ARK1 and OVCAR8 cells were injected into mice and allowed 36 and 28 days, respectively, to establish tumors. Mice were fed Irradiated AIN-93M chow (Research Diets, New Brunswick, NJ). Vehicle control mice were injected with PBS supplemented with MgCl2 and CaCl2 both intraperitoneally and intravenously, and the treatment groups were injected either intraperitoneally or intravenously with p5RHH-eGFP-Quasar 705-probed-siControl nanoparticles. After 24 hours, the mice were imaged with the Pearl Trilogy Small Animal Imaging System (LI-COR Biosciences, Lincoln, NB). During in vivo imaging, mice were maintained under isoflurane inhalation anesthesia until sacrifice by both CO2 euthanasia and cervical dislocation. Before dissection and ex vivo tissue imaging mice were systemically perfused with PBS. Image acquisition settings were: excitation 685 nm, emission 720 nm, field of view 11.2 cm × 8.4 cm, exposure time 2 sec. For microscopic localization, tumor OCT blocks were cryosectioned (10 µm), mounted in mounting media (Cat#: H-1200, Vector Laboratories, Burlingame, CA), and imaged with an Olympus BX63 fluorescence microscope (Olympus, Center Valley, PA). All images were obtained at the same imaging acquisition conditions.

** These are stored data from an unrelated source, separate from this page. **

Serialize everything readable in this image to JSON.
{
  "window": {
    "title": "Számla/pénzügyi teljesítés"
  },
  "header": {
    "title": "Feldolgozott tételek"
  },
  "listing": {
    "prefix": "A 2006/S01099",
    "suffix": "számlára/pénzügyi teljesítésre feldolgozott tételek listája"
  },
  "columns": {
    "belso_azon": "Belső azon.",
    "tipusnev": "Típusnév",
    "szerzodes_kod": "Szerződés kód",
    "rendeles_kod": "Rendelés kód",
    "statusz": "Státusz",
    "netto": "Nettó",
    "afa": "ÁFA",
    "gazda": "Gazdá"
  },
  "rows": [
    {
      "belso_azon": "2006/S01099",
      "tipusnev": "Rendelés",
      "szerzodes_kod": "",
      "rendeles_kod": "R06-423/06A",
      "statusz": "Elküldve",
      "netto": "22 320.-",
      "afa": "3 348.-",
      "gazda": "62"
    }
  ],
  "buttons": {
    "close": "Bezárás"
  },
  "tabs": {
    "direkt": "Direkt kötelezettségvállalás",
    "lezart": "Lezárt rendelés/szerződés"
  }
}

In vivo nanoparticle-mediated siRNA delivery

ARK1 and OVCAR8 cells were injected into mice and allowed to establish tumors for 6 days and 3 days, respectively. ARK1 xenograft mice models were injected intraperitoneally with p5RHH-siControl or p5RHH-siAXL. OVCAR8 xenograft models were injected intraperitoneally with either PBS, p5RHH-siControl, or p5RHH-siAXL. The p5RHH-siRNA intraperitoneal dosing regimen was determined by treating mice with increasing ratios of p5RHH to siAXL with a final ratio of 100:1. Final therapeutic dosing cycles were 3 days of treatment followed by 1 day off for a span of 2 weeks. Mice were then sacrificed and dissected.

Statistical analyses

Graphpad Prism 7.03 software was used for statistical analyses. Two-tailed unpaired Student’s t tests and one-way ANOVA were performed to analyze statistical differences between groups. P < 0.05 was considered statistically significant.